Scarcely had the bell struck when a convict in irons passed out of the main-hatch. Two convict warders were with him and each, grasping an arm, marched him to that sort of sentry box which I have before described—a contrivance of about the width of a coffin and a trifle longer or higher, with a bucket hanging from a bar over it. The convict struggled angrily, and I guessed by the faces of those who were near enough for me to read that he cursed and swore very vilely, but only now and then did I catch an oath. A man stepped forward and threw open the front of the coffin-like structure, then helped the others to twist the prisoner with his face looking inboards, and when they had put him into this posture they thrust him backwards into the box and shut him up.

He was a young fellow of about twenty-two, with the wickedest face of any man’s in the ship. A grinning, wrinkled seaman stood beside the box holding the rope that was attached to the bucket. Another seaman was near, and beside him were four or five buckets of water.

‘He’s a profane rascal, and I have no hopes of him,’ I heard the doctor say.

‘Why not flog him?’ said Captain Barrett.

‘It may come to it, but I trust not.’

Meanwhile the prisoner in the box was bawling at the top of his voice and doubtless using horrid language. I observed that the wrinkled, grinning seaman watched the doctor, who, after a few minutes’ pause, lifted his hand as a signal, whereupon the sailor pulled the rope and tilted the bucket, and the water fell in a heavy splash upon the blaspheming youth boxed up inside.

Captain Barrett gave a great laugh. Indeed, a noise of laughter ran through the ship. A number of sailors, who had gathered together in sundry parts to witness the spectacle, seemed to find much to be pleased with in it. The prisoners within the inclosure grinned, without sound of merriment, and I thought that the rascally faces amongst them looked the rascallier for their smiles. The second sailor beside the box filled the hanging bucket afresh, and the wrinkled mariner continued to watch the doctor.

‘That’ll have extinguished the brimstone in him!’ exclaimed Captain Barrett, giving another great laugh. ‘Is the idea yours?’

‘No,’ answered the doctor. ‘I took the idea from a female convict ship which I went on board of at Sydney.’

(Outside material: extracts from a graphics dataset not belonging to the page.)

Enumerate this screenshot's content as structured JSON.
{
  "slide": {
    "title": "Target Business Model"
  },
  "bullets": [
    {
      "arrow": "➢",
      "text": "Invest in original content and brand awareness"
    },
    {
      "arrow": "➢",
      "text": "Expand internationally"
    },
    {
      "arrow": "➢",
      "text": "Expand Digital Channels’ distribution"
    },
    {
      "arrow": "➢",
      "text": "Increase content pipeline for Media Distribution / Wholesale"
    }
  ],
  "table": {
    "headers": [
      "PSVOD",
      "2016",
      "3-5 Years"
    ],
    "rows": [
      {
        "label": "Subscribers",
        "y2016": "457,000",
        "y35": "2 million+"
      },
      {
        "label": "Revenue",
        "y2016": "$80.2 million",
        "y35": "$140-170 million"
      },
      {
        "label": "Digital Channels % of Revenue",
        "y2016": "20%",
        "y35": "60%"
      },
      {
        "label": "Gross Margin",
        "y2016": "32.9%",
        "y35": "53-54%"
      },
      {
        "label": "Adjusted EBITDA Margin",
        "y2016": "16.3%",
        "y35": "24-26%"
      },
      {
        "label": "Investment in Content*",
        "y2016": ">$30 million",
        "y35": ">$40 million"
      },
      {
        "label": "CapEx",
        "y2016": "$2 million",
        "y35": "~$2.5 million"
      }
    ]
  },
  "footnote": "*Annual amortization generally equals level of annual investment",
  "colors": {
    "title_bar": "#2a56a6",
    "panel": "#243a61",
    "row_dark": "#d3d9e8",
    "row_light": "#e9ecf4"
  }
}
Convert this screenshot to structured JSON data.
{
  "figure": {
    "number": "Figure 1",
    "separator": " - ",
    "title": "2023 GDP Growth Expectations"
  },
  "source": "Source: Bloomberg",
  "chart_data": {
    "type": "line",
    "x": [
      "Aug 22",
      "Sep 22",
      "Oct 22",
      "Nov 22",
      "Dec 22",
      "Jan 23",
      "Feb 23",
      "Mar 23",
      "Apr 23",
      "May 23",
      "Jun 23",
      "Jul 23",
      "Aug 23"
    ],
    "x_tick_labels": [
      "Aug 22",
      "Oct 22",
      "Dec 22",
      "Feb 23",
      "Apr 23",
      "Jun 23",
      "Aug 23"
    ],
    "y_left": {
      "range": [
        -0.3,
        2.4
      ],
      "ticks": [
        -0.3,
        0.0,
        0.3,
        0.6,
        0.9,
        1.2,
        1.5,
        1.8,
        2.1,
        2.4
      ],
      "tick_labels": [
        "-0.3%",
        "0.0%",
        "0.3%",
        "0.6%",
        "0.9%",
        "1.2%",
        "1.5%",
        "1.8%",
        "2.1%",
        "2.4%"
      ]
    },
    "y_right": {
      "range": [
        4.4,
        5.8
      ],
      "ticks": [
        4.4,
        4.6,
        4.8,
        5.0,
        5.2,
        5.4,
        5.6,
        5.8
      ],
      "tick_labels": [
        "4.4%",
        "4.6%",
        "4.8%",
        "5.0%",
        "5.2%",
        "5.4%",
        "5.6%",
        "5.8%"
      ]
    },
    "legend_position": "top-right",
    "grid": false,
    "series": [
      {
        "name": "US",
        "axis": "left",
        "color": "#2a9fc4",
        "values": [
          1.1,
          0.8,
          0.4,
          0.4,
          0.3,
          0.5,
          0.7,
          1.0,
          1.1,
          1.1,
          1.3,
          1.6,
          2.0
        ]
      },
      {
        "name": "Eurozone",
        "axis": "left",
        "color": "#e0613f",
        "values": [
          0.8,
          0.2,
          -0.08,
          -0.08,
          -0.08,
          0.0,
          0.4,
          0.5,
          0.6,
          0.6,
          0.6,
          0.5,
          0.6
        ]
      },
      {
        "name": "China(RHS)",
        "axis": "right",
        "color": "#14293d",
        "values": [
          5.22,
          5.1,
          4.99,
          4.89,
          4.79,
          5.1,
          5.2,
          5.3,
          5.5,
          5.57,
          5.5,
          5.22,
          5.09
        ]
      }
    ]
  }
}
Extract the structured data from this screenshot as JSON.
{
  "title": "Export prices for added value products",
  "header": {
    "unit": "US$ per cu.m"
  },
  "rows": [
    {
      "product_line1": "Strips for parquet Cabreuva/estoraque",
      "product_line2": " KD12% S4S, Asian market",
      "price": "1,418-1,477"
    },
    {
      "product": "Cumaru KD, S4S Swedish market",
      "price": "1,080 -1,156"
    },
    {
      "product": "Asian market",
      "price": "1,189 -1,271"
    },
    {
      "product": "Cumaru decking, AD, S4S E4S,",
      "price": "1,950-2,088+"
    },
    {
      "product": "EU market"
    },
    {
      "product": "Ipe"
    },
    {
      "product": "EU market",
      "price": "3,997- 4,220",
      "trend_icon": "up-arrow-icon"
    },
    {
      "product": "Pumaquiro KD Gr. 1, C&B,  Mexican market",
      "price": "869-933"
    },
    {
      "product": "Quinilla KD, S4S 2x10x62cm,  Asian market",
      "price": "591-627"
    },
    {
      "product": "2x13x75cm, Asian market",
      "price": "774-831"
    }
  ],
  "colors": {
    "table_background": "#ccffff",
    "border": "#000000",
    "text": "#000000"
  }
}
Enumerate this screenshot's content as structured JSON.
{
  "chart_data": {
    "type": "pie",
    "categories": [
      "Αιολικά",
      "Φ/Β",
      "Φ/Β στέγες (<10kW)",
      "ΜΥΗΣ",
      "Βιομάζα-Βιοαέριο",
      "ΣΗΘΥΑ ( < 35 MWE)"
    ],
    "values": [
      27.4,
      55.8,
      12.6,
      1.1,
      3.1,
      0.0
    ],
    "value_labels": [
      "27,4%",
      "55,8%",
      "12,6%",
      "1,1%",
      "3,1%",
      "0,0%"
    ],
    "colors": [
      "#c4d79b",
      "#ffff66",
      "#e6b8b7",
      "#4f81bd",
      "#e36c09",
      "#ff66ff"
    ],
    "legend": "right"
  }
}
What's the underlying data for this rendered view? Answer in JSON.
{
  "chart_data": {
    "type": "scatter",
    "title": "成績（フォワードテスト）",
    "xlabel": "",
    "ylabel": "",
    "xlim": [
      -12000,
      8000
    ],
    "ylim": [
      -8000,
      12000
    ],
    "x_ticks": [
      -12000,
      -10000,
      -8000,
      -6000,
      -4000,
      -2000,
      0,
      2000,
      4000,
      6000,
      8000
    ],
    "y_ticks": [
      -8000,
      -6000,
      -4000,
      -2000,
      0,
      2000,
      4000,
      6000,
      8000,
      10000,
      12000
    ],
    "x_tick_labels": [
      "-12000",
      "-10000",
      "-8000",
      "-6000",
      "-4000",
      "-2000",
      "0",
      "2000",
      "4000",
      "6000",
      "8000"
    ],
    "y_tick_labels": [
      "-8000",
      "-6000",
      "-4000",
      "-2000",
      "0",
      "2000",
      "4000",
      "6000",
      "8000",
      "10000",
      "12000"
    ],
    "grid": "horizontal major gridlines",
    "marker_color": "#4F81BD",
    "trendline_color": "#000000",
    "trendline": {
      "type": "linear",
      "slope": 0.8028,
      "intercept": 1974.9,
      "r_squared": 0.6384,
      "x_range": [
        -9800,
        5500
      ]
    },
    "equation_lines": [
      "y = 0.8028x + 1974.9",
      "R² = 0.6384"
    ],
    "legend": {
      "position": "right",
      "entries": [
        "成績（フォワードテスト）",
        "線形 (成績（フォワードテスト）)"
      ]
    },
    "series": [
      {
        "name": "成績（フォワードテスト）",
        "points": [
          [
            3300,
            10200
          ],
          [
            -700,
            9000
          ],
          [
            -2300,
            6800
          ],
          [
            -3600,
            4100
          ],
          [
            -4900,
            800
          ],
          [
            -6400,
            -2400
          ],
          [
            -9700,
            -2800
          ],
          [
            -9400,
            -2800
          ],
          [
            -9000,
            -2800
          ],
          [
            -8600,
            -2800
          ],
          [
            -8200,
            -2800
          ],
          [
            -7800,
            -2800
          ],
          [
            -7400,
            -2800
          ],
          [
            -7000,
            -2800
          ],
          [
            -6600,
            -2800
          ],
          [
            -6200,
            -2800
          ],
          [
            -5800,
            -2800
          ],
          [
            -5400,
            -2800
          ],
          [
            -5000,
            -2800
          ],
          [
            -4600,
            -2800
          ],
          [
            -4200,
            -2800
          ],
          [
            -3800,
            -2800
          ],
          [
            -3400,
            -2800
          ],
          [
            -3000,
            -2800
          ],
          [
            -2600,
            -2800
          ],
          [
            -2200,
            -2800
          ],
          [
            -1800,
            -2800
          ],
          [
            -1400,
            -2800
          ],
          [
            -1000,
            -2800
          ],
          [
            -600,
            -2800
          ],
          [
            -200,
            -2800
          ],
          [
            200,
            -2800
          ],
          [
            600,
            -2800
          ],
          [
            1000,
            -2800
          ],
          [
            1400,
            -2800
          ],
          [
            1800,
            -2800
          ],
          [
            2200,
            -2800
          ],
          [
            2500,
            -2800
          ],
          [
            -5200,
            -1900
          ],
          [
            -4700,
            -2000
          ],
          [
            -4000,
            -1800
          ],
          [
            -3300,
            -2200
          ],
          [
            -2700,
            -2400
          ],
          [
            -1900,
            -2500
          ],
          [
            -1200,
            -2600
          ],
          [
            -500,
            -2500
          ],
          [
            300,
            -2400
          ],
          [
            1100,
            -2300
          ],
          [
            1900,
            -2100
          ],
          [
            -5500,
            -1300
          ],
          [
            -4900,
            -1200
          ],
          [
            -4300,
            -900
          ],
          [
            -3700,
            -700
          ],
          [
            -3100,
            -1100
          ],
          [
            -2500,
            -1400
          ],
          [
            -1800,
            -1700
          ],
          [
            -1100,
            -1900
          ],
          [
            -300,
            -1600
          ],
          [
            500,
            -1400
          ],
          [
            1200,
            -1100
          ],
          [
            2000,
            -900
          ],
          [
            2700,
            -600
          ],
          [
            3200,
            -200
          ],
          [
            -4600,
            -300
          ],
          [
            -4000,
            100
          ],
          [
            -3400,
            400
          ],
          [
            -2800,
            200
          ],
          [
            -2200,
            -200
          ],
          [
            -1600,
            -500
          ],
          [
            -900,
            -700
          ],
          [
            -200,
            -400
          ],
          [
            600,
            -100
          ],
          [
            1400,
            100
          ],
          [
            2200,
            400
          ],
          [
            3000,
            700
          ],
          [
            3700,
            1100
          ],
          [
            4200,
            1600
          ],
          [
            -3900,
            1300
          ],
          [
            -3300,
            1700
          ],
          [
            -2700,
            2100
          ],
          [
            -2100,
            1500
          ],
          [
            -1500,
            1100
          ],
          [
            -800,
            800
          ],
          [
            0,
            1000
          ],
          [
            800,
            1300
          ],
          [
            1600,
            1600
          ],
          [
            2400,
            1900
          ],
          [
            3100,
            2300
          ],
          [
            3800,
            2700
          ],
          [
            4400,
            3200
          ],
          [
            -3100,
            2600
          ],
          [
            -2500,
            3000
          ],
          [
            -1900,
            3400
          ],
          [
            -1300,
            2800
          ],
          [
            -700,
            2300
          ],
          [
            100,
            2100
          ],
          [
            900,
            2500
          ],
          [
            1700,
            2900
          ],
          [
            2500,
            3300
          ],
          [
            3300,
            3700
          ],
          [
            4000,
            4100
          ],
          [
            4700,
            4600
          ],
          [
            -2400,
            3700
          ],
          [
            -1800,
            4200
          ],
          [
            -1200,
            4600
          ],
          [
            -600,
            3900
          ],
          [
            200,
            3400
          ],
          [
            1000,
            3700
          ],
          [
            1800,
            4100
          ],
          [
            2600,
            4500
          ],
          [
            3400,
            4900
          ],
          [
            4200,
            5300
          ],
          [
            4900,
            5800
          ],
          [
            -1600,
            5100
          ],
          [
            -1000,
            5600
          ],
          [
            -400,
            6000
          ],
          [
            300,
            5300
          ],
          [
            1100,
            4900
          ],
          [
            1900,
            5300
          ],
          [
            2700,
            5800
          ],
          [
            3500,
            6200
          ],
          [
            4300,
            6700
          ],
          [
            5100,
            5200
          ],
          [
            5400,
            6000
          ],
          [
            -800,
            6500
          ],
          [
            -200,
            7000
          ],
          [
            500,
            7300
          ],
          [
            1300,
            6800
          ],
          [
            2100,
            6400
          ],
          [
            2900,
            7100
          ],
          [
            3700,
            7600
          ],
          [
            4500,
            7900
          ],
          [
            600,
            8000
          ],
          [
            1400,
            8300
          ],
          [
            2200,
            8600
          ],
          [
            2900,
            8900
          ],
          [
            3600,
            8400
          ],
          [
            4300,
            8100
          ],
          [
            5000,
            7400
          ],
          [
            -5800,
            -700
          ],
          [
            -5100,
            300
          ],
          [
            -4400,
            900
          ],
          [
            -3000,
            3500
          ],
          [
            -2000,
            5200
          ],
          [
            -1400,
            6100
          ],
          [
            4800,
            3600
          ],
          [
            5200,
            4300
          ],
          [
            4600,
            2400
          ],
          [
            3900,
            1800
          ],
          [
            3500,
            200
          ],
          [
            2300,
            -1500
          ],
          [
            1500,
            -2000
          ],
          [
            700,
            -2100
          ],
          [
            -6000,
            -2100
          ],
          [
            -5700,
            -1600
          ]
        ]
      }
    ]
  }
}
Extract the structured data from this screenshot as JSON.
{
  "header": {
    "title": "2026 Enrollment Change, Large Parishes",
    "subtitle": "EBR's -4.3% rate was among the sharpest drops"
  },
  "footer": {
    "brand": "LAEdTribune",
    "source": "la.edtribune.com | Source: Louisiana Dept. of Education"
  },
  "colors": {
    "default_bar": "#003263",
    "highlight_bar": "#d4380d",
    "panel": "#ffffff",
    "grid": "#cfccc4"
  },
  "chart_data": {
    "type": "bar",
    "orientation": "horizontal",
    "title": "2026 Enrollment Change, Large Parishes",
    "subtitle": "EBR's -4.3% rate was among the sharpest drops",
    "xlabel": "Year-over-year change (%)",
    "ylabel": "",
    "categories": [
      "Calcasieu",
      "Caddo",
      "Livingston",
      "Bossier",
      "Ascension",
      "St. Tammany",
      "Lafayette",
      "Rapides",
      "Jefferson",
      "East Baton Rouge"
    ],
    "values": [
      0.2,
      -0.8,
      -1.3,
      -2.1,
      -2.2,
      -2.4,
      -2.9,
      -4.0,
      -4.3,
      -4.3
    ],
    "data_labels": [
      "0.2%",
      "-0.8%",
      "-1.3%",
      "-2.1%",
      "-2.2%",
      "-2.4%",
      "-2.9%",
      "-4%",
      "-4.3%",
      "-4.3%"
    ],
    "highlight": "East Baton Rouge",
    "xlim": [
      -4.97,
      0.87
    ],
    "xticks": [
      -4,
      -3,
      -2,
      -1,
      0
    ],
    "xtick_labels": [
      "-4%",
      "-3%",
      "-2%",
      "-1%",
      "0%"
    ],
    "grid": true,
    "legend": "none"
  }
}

By this time the half-drowned youth within had recovered his breath and was roaring out curses again. The doctor waited three minutes; then signed. The wrinkled sailor tilted the bucket, and the coffined wretch was soused for the second time. Once more Captain Barrett laughed loudly, and a rumble of laughter came from the seamen, who hung about in groups forward. I had imagined that two buckets would have done the fellow’s business for him, yet in five minutes he began to curse and swear once more, whereupon a third bucket was upset over his head. This proved effectual. No more noise proceeded from the inside of the box. The doctor, having waited some time, spoke to Captain Barrett, who crossed to the sentry at the quarter-deck barricade-gate and delivered certain instructions. Shortly afterward, Mr. Stiles came into the cuddy and ordered me to the pantry. I afterwards heard that the fellow in the box was silent whilst he stood in it, and that when he was let out and taken below he looked the most miserable, soaked, scowling, shame-faced, shivering wretch that was ever clothed in felon’s garb.